Around the topic of risks, there are two in my mind. First, the founders view their security approach as having broad applicability and I would agree. Essentially, any software device/platform that utilizes memory is relevant. As a current team of eleven, with an expectation to add twenty-five in 2019, will the firm’s product be too much of a good thing? CEO Saunders spoke a number of times about repeatability and automated deployment is going to have to become a well oiled machine. 

Second, the human talent RunSafe needs to grow is in short supply and the founders – with their significant industry experience – cannot scale. Company culture and knowledge transfers only so fast. CEO Saunders discussed the importance of CTO Britton’s role in finding the right development talent with skills honed from previous roles and a large professional network.

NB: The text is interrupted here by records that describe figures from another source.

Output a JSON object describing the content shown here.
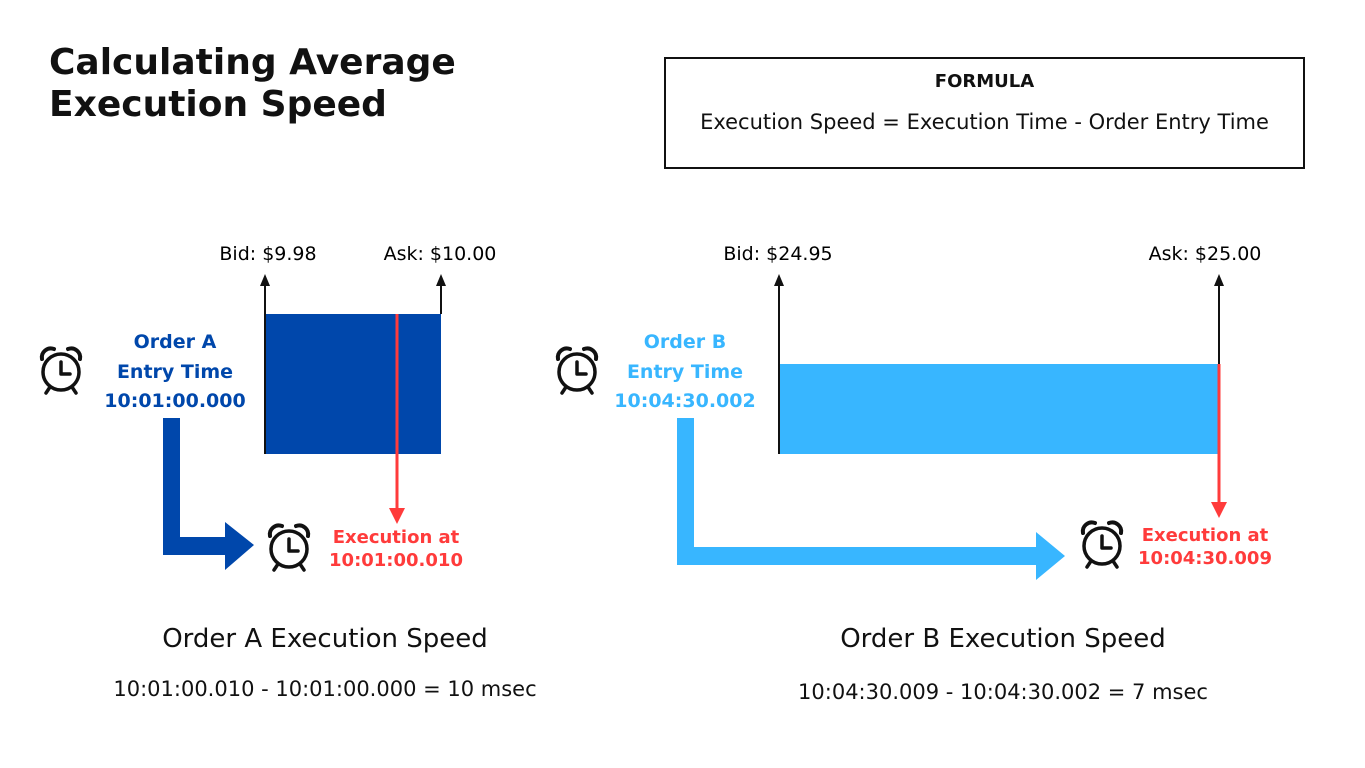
{
  "title": {
    "line1": "Calculating Average",
    "line2": "Execution Speed"
  },
  "formula": {
    "heading": "FORMULA",
    "text": "Execution Speed = Execution Time - Order Entry Time"
  },
  "colors": {
    "order_a": "#0047ab",
    "order_b": "#38b6ff",
    "execution": "#ff3b3b",
    "line": "#111111"
  },
  "icons": [
    "alarm-clock-icon"
  ],
  "order_a": {
    "bid": "Bid: $9.98",
    "ask": "Ask: $10.00",
    "label_line1": "Order A",
    "label_line2": "Entry Time",
    "entry_time": "10:01:00.000",
    "exec_line1": "Execution at",
    "exec_time": "10:01:00.010",
    "summary_title": "Order A Execution Speed",
    "summary_calc": "10:01:00.010 - 10:01:00.000 = 10 msec"
  },
  "order_b": {
    "bid": "Bid: $24.95",
    "ask": "Ask: $25.00",
    "label_line1": "Order B",
    "label_line2": "Entry Time",
    "entry_time": "10:04:30.002",
    "exec_line1": "Execution at",
    "exec_time": "10:04:30.009",
    "summary_title": "Order B Execution Speed",
    "summary_calc": "10:04:30.009 - 10:04:30.002 = 7 msec"
  }
}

Neither of these challenges are new and every startup has both, but given what Alkemist solves for a very wide audience – even as they focus on a few beachheads – the challenge to say ‘no’ or ‘not now’ to new verticals could strain the team in significant ways.

Final Thoughts

In the early 1990s I worked as an assistant project manager for Andover Controls, a DDC systems automation building management solutions provider, in the UK. At the time, Honda Europe was consolidating their European operations in Swindon at an old RAF base. Andover Controls won the contract to install the heating and cooling systems in a number of plant areas designed to build European Civics. Twice a day I’d walk a loop of about 1.5 miles to visit areas we were responsible for because HVAC systems were isolated and siloed. While some industrial and OT environments remain walled off many are not and are therefore ripe for malware exploitation given all of the vulnerabilities discussed here.

RunSafe is focused on industry domains with fragmented and uneven security architectures with a product designed to work in any computer memory environment, regardless of the legacy architecture. Thus, if a firm is running Windows 3.1 or Windows 95 to control valve pumps in a cooling system, Alkemist can run seamlessly with that legacy OS to protect the device. Alkemist can also run seamlessly on current cloud based infrastructure. Industrial clients can get the best of both worlds as they build world class products needing security and modernize their infrastructure with the same security tools and approach.

Schedule a Runsafe Demo

I look forward to watching how RunSafe grows over the next eighteen months and getting back in touch for an update on their progress.